El nombre apunta a un objeto cotidiano y a la vez antiguo. Antes de cubrir suelos de oficinas, la moqueta era un paño recio de lana, de pelo corto y apretado sobre una urdimbre de cáñamo, empleado en alfombras y colgaduras. La palabra llegó del francés moquette, emparentada con el inglés mohair y con el árabe mujáyyar, el paño de pelo de cabra; durante siglos designó un tapiz aterciopelado antes de nombrar el revestimiento sintético que hoy asociamos con ella.
Por qué este tramo de Valdeacederas acabó llamándose calle de las Moquetas no está documentado de forma fiable.
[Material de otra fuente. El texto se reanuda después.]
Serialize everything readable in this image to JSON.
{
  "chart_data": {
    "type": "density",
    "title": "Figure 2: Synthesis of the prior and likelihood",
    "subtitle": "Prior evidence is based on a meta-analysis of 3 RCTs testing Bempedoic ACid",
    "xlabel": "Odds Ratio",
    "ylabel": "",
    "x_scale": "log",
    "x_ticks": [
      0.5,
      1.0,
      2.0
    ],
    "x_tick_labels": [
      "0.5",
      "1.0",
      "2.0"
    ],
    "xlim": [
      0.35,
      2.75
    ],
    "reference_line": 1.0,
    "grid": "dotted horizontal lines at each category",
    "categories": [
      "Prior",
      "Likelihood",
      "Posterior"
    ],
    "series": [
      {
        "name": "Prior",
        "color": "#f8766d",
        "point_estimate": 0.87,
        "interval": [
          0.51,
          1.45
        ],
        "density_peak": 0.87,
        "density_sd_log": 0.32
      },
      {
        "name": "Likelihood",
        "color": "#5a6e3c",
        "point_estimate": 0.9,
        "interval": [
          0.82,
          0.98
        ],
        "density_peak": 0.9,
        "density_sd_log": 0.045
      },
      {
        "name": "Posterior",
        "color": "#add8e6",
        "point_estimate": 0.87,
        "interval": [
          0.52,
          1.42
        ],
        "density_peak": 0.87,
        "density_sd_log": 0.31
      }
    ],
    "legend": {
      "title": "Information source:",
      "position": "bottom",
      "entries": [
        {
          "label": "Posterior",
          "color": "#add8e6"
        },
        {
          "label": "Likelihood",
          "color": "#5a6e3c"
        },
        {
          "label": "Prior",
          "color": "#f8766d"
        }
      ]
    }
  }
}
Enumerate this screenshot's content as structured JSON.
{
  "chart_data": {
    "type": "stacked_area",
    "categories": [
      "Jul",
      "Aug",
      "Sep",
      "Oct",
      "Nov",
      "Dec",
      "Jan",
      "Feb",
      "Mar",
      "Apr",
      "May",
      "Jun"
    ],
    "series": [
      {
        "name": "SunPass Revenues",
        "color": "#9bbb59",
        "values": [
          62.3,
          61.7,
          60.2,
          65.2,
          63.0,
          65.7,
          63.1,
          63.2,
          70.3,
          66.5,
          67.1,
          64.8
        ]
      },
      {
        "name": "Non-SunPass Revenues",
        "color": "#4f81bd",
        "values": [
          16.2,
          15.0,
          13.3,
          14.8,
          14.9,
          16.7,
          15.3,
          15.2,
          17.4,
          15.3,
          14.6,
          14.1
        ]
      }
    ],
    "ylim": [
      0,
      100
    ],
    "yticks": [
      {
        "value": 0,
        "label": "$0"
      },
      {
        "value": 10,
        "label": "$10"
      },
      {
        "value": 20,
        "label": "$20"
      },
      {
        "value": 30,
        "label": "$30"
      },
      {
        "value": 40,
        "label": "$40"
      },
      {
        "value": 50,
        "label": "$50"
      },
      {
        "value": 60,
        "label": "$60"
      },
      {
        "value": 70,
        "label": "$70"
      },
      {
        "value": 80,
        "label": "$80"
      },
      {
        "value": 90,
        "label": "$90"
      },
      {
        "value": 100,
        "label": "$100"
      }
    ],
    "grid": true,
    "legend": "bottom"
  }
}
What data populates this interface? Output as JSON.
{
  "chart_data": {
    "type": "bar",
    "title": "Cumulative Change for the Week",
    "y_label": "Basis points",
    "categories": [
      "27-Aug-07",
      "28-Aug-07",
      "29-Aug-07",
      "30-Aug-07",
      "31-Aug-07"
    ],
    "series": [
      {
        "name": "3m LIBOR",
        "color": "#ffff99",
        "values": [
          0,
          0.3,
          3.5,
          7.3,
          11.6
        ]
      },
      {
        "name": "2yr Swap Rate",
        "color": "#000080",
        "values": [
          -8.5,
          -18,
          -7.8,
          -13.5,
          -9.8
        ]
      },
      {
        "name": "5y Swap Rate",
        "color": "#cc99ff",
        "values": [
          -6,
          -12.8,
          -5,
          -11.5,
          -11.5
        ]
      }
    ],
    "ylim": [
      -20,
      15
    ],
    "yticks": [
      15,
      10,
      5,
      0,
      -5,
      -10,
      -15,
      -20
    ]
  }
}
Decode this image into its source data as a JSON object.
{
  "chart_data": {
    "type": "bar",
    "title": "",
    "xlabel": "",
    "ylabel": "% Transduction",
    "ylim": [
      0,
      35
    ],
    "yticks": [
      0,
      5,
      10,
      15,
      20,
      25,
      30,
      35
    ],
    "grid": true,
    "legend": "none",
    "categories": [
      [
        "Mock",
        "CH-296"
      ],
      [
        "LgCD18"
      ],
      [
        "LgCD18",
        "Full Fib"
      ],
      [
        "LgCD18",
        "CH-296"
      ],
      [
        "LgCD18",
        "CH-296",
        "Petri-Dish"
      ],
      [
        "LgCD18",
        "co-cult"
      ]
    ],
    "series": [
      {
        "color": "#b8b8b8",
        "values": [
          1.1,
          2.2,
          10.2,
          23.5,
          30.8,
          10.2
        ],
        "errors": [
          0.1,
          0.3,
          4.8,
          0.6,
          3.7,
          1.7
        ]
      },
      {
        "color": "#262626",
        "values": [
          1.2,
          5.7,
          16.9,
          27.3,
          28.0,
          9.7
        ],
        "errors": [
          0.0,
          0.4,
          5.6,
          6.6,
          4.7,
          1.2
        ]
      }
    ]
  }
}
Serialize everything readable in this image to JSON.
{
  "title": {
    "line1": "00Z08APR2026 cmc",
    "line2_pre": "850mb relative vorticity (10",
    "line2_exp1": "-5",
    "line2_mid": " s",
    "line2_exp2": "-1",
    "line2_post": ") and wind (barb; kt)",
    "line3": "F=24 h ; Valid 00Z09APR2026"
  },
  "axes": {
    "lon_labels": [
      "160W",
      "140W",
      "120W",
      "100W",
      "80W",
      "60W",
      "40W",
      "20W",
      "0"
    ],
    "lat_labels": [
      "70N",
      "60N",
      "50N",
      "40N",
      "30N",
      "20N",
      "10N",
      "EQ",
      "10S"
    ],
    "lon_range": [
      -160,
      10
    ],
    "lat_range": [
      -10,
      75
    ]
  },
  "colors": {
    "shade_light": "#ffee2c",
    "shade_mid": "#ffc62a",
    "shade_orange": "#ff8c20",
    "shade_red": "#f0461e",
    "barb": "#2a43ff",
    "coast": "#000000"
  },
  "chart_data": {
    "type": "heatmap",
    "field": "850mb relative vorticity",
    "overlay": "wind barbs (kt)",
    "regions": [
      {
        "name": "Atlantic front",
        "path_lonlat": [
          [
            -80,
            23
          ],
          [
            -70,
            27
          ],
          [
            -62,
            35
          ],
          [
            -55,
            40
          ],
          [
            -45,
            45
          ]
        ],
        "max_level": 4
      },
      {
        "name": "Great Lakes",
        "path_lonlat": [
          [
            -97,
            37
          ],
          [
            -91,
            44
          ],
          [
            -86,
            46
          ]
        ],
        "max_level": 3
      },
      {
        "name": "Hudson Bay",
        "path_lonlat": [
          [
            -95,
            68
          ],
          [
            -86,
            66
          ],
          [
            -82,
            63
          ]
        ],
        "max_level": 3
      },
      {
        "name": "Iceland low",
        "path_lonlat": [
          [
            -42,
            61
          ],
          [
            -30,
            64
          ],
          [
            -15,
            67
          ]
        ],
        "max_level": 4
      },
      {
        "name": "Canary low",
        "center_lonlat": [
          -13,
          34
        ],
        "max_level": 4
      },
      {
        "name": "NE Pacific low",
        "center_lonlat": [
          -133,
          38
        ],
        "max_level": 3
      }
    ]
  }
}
La calle pertenece a la trama humilde y algo abrupta que creció al norte de Madrid a finales del siglo XIX y comienzos del XX, cuando Tetuán de las Victorias era todavía un arrabal de casas bajas y oficios modestos. Conviven aquí nombres de tono menudo y doméstico, como calle del Trébol, que dan al barrio su aire de inventario popular más que de panteón de próceres.
Faltan registros que liguen el rótulo a un taller o a una fábrica concreta de alfombras en la zona. Queda el nombre como pista suelta: una calle corta que lleva escrito el de una tela vieja, pendiente todavía de que alguien encuentre el telar que la explique.